Kenny Stancil April 28, 2022
More than a billion people on the Indian subcontinent have been suffering for weeks amid a record-breaking heatwave, and with temperatures expected to approach 117ºF in the next few days, observers are warning that such deadly conditions are likely to become the norm in the absence of immediate and far-reaching climate action.

“Residents have described daily life as hellish, taps are starting to run dry, and soaring demand for electricity to power air conditioners has caused long and regular power cuts,” The Times reported Wednesday. “In northern India, forest fires are destroying agricultural land. Vulnerable people have been advised to stay indoors.”
Although heatwaves are common in India, especially in May and June, scorching temperatures arrived early this year, a clear manifestation of the fossil fuel-driven climate emergency, according to Clare Nullis, an official at the World Meteorological Organization.
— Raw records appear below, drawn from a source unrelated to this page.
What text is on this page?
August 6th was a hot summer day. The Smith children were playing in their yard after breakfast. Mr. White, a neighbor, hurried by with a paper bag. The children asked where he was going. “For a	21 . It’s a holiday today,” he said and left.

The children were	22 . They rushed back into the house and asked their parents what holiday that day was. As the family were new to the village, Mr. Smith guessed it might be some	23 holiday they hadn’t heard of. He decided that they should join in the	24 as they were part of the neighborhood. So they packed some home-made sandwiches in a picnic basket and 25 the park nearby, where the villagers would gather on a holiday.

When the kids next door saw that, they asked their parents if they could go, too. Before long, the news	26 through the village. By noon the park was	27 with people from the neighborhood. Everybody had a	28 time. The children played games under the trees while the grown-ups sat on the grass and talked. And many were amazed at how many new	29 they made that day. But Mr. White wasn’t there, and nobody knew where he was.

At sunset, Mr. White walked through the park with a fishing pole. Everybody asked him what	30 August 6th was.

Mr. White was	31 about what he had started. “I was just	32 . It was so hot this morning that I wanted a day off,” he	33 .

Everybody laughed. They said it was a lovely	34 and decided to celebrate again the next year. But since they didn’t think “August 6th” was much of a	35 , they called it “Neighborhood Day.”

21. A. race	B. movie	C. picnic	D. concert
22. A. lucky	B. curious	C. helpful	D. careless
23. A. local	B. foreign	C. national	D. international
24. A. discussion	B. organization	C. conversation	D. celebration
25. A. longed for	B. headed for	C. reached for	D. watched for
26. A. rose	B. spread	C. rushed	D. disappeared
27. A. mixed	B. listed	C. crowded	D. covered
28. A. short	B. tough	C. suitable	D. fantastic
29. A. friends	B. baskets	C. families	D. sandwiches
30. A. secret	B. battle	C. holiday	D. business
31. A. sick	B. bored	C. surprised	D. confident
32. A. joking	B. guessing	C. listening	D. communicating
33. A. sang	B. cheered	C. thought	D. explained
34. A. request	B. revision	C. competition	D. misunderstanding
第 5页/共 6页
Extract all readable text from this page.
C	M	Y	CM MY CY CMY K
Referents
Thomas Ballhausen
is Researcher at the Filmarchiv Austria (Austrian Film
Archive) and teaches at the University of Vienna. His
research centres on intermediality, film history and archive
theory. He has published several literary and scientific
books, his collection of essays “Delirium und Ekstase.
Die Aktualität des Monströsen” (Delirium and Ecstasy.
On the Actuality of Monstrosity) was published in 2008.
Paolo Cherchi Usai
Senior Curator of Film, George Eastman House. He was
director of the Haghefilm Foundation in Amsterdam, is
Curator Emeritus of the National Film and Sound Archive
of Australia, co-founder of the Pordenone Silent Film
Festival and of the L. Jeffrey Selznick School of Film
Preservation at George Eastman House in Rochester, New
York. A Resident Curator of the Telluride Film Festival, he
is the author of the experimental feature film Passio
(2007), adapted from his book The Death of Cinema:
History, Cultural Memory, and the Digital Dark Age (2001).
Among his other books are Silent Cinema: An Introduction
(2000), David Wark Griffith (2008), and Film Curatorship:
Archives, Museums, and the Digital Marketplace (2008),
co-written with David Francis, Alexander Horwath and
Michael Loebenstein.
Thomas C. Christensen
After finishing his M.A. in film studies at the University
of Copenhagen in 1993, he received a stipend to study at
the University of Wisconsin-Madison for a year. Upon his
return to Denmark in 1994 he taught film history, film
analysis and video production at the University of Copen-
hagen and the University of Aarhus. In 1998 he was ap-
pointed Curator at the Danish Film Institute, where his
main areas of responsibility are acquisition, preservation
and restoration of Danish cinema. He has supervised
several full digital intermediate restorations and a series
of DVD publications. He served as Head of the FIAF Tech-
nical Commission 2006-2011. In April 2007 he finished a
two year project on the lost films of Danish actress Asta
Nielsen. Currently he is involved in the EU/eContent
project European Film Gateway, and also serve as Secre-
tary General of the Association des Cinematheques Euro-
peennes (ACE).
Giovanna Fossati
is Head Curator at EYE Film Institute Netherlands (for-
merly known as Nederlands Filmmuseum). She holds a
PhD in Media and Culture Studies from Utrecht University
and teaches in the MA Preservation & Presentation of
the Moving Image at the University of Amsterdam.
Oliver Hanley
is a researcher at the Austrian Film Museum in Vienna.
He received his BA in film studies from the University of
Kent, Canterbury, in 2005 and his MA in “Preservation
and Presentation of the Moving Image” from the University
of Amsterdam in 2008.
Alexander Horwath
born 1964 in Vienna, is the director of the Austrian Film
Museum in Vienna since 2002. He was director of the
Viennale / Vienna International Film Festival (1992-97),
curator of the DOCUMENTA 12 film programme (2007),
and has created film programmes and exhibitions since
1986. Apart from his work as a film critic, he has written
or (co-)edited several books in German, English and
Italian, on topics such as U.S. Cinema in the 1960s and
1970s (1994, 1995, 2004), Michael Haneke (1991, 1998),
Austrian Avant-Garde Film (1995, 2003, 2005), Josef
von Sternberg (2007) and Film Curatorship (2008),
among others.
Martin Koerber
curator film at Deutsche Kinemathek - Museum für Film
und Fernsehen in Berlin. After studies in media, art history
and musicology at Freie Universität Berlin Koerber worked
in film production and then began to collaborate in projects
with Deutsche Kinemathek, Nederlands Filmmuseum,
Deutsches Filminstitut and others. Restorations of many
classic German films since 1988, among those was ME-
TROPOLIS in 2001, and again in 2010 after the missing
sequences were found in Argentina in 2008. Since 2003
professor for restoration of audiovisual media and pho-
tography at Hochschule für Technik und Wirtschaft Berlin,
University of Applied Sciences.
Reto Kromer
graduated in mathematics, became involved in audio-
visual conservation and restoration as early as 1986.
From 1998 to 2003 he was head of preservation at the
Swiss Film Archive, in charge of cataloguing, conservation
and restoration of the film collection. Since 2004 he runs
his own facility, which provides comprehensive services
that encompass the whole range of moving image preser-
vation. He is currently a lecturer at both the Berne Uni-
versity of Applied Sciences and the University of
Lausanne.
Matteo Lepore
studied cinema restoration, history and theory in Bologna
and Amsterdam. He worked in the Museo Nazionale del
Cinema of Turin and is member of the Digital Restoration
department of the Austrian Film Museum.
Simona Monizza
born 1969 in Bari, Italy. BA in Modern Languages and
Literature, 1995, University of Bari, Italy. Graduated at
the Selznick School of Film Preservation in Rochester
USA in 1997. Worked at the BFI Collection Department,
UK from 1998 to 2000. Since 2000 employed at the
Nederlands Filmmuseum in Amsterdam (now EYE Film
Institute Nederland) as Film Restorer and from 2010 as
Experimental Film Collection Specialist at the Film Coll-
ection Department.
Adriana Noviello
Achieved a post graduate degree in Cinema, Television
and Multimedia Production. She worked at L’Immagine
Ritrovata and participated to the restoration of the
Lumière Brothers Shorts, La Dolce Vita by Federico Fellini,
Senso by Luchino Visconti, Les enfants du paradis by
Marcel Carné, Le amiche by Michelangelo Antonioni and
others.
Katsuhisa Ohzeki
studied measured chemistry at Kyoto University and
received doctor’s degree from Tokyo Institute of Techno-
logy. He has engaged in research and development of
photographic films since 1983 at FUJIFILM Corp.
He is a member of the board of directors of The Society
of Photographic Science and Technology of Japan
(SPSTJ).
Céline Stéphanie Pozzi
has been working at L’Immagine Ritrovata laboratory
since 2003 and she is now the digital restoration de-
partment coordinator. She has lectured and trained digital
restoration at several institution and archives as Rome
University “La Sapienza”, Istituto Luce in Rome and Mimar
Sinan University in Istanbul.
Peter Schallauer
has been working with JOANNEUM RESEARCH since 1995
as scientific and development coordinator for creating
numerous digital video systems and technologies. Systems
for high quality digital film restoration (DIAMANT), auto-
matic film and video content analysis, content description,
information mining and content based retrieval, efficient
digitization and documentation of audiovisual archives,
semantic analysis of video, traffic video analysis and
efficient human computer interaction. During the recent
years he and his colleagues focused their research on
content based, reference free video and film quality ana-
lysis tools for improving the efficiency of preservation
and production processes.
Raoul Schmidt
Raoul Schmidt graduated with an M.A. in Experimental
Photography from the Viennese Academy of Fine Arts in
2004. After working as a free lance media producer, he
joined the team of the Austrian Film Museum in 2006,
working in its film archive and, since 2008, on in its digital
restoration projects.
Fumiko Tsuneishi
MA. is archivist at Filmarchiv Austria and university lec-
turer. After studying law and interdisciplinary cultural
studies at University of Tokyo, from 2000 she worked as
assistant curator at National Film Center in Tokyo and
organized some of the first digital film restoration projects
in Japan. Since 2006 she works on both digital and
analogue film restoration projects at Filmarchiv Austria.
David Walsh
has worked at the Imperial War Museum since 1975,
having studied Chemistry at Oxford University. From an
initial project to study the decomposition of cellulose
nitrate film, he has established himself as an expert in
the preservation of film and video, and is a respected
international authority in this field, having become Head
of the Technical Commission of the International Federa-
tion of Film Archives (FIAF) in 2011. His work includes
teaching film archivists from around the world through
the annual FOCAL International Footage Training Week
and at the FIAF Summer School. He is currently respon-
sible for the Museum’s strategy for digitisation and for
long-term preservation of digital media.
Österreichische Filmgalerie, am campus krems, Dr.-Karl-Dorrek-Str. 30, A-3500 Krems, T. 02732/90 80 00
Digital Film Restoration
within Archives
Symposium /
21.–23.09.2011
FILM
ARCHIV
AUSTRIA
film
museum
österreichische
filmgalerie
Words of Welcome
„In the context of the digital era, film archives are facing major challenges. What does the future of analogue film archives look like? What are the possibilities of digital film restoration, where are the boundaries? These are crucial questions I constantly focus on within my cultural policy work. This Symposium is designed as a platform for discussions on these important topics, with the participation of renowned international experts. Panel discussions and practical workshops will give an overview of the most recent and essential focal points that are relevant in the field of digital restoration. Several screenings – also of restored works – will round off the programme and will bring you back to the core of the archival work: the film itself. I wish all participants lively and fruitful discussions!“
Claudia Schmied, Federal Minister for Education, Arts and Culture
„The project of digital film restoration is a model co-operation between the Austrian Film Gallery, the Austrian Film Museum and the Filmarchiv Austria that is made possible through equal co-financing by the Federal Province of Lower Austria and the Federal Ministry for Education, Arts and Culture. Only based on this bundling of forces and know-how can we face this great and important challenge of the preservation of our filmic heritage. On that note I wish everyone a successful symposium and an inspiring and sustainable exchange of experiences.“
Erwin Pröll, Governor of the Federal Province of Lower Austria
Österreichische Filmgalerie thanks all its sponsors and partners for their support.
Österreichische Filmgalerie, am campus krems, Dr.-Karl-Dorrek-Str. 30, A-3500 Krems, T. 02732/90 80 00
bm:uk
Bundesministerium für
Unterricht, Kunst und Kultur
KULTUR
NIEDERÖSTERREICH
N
Last month was India’s hottest March in more than a century and one of its driest, according to the India Meteorological Department (IMD), and relief is nowhere in sight, with the region’s annual monsoon season still weeks away.
Extreme heat is expected to intensify over the weekend in India and neighboring Pakistan. Forecasters at the IMD said Thursday that temperatures in parts of central India surpassed 114ºF on Wednesday and are projected to approach 117ºF in the northwestern part of the country in the next two days with “no significant change thereafter.”
As the New York Times reported, “Heat-related watches were in effect on Thursday afternoon for all but a few of India’s 28 states, encompassing hundreds of millions of people and most of the country’s major cities. An alert—one notch up in severity—was in effect for the northwestern state of Rajasthan on Thursday, and would come into effect for other central and western states starting Saturday.”

“Pakistan’s Meteorological Department also warned that in regions dotted with glaciers, the heat could lead to so-called outburst floods, in which water spills from glacial lakes into populated areas,” the newspaper added. “In 2013, an outburst flood in the northern Indian state of Uttarakhand led to flooding that destroyed villages and killed several thousand people.”